A new survey finds that Colorado voters strongly oppose the idea of raising interest rates on consumer loans. Opposition was widespread among voters across lines of race, party affiliation, and household income, but the intensity of opposition was especially strong among voters of color and those who had served in the military. Overall, 51% of voters said they would be "much more likely" to vote against a legislator who voted to increase interest rates. That number rose to 58% of military service-members or veterans, and 62% of non-whites.
At issue are consumer loans that typically range from $3,000 to $10,000, have loan terms of two to five years, and are often secured by personal property such as cars. "With loans this large, increases in annual interest rates can really add up," said CRL policy associate Ezekiel Gorrocino.
Raising the cost of these consumer loans is so unpopular with voters that 77% of those surveyed said they would be more likely to vote against a state legislator who voted to increase interest rates. The strongest opposition - 93% - came from voters with household incomes of $30,000 to $50,000—the voters most likely to be affected by a proposal now before the Colorado legislature.
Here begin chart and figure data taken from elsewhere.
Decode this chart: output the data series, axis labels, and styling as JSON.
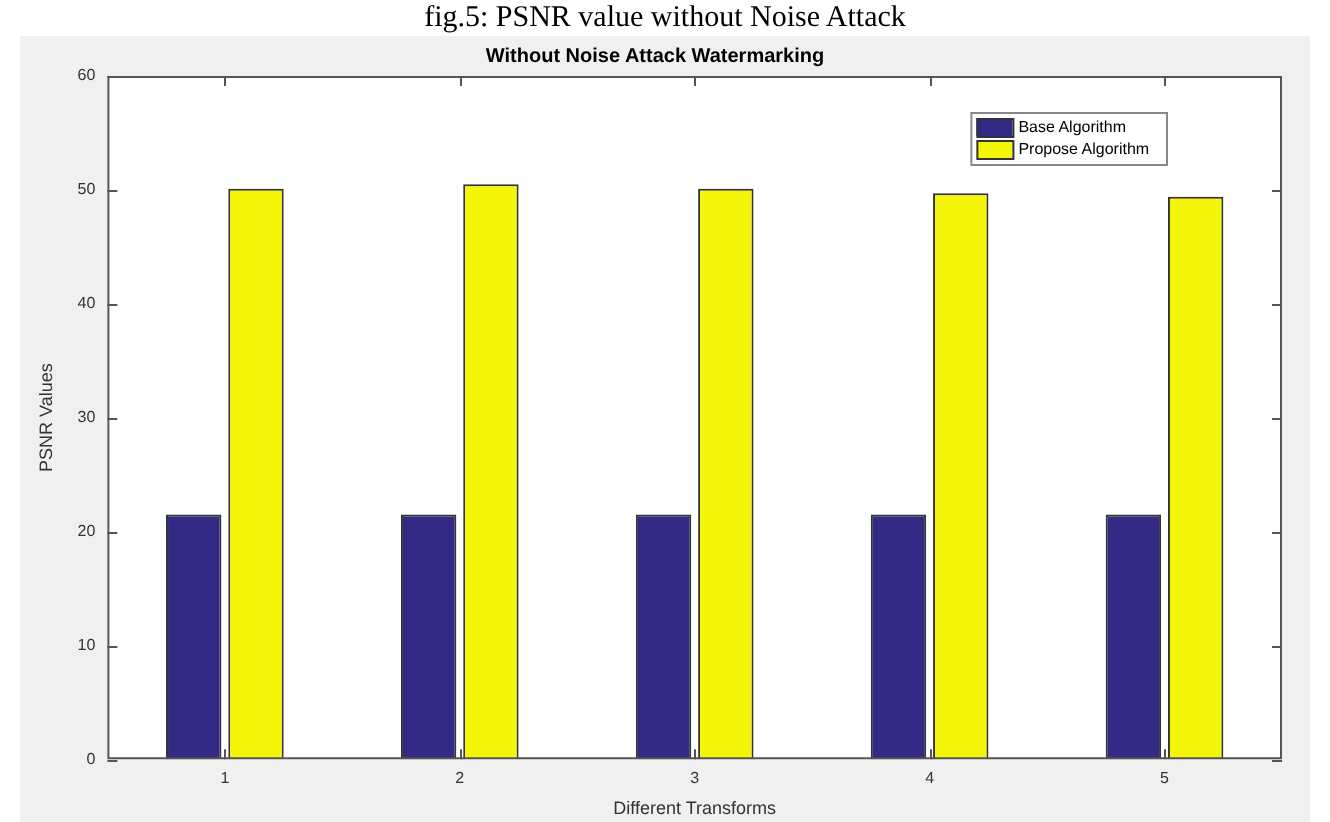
{
  "chart_data": {
    "type": "bar",
    "title": "Without Noise Attack Watermarking",
    "xlabel": "Different Transforms",
    "ylabel": "PSNR Values",
    "annotations": [
      "fig.5: PSNR value without Noise Attack"
    ],
    "categories": [
      "1",
      "2",
      "3",
      "4",
      "5"
    ],
    "series": [
      {
        "name": "Base Algorithm",
        "color": "#332a85",
        "values": [
          21.5,
          21.5,
          21.5,
          21.5,
          21.5
        ]
      },
      {
        "name": "Propose Algorithm",
        "color": "#f5f50a",
        "values": [
          50.1,
          50.5,
          50.1,
          49.7,
          49.4
        ]
      }
    ],
    "ylim": [
      0,
      60
    ],
    "yticks": [
      0,
      10,
      20,
      30,
      40,
      50,
      60
    ],
    "grid": false,
    "legend": "top right"
  }
}
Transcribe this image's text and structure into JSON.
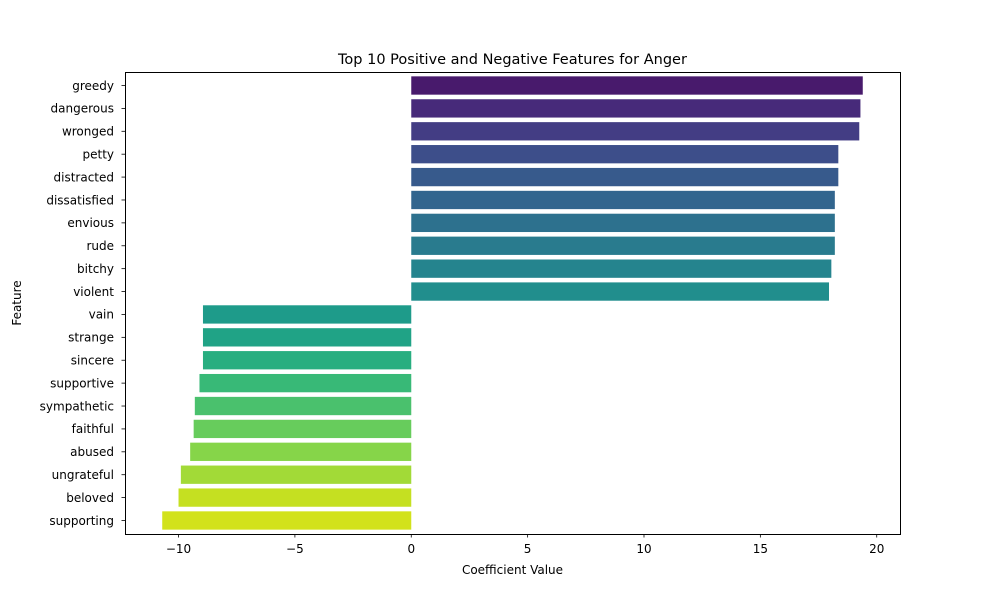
{
  "chart_data": {
    "type": "bar",
    "orientation": "horizontal",
    "title": "Top 10 Positive and Negative Features for Anger",
    "xlabel": "Coefficient Value",
    "ylabel": "Feature",
    "xlim": [
      -12.3,
      21.0
    ],
    "xticks": [
      -10,
      -5,
      0,
      5,
      10,
      15,
      20
    ],
    "xtick_labels": [
      "−10",
      "−5",
      "0",
      "5",
      "10",
      "15",
      "20"
    ],
    "grid": false,
    "categories": [
      "greedy",
      "dangerous",
      "wronged",
      "petty",
      "distracted",
      "dissatisfied",
      "envious",
      "rude",
      "bitchy",
      "violent",
      "vain",
      "strange",
      "sincere",
      "supportive",
      "sympathetic",
      "faithful",
      "abused",
      "ungrateful",
      "beloved",
      "supporting"
    ],
    "values": [
      19.4,
      19.3,
      19.25,
      18.35,
      18.35,
      18.2,
      18.2,
      18.2,
      18.05,
      17.95,
      -8.95,
      -8.95,
      -8.95,
      -9.1,
      -9.3,
      -9.35,
      -9.5,
      -9.9,
      -10.0,
      -10.7
    ],
    "colors": [
      "#481a6c",
      "#472a7a",
      "#433d84",
      "#3d4e8a",
      "#375a8c",
      "#32658e",
      "#2d718e",
      "#297b8e",
      "#25848e",
      "#218e8d",
      "#1e9b8a",
      "#20a386",
      "#28ae80",
      "#38b977",
      "#4ac16d",
      "#67cc5c",
      "#86d549",
      "#a2da37",
      "#c5e021",
      "#d2e21b"
    ]
  }
}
A bill currently before the Colorado legislature would increase the interest rates that lenders could charge on all consumer loans larger than $1,000. Senate Bill 185 would increase the interest rates on most loans by over 2 percentage points. This would result in a 10% increase in the cost of these loans. The bill, pushed by OneMain, a large lender, would cause these rates to rise higher each year. Currently, the lender's borrowers have an average household income of $46,000.
With reference to a prior iteration of the proposal, 89% of those surveyed said they opposed raising interest rates from 28% to 36% on a $3,000 loan. The opposition was similarly strong among Republicans and Democrats and independents. Seventy-five percent of voters "strongly opposed" increasing the rates. Senate Bill 185 would raise the rates on such loans from 28% to over 30%, and would cause rates to rise automatically over time.
Proponents of the bill claim that raising rates will make more such loans available, and that unless lenders are permitted to charge more they will leave Colorado. Voters rejected these arguments by a wide margin. After hearing arguments for and against raising rates, voter opposition to raising interest rates increased to 90%. Among voters earning $30,000 to $50,000 per year, opposition rose to 97% after hearing arguments for and against the proposal.
"In addition to high interest rates, the cost of these loans is inflated by lenders' practice of packing the loans with extremely expensive credit insurance that is of little real value to consumers," said CRL Senior Policy Counsel Ellen Harnick. "The insurance premiums are so high that borrowers take on additional debt to pay for them."
"For all too many workers, it's difficult enough to make ends meet and move their families forward. Raising the cost of consumer credit would make it even more difficult. So it's not surprising that voters of color in Colorado oppose making these loans more expensive," said Rosemary Lytle, President of the Colorado State Conference of the NAACP. "This measure is not fair, it's not equitable, and it appears to put an additional 'tax' on working families who seek to pursue the American dream."
Christine Alonzo, Executive Director of the Colorado Latino Leadership Advocacy and Research Organization, agreed. "It is unfortunate that our families use these loans to make ends meet. However, because we are aware that many communities of color use these loans, it is imperative that we do not increase interest rates, creating further financial hardship for our families," she said.
The survey also found that Colorado voters support further reforms for other types of abusive lending practices. For example, payday loans in Colorado can be no larger than $500 and have a minimum 6-month loan term. A significant majority of Colorado voters support lowering the rates on payday loans from the typical cost of 120% to 36% annual percentage rate, the same rate as other small loans of the same size in the state.
Commissioned by the Center for Responsible Lending, the statewide survey asked 501 likely Colorado voters their opinions on payday loans, student debt and the state's economy. Taken between April 11 and April 14, 2016 by Axis Research, Inc., the margin of error for the survey is +/- 4.47 percent.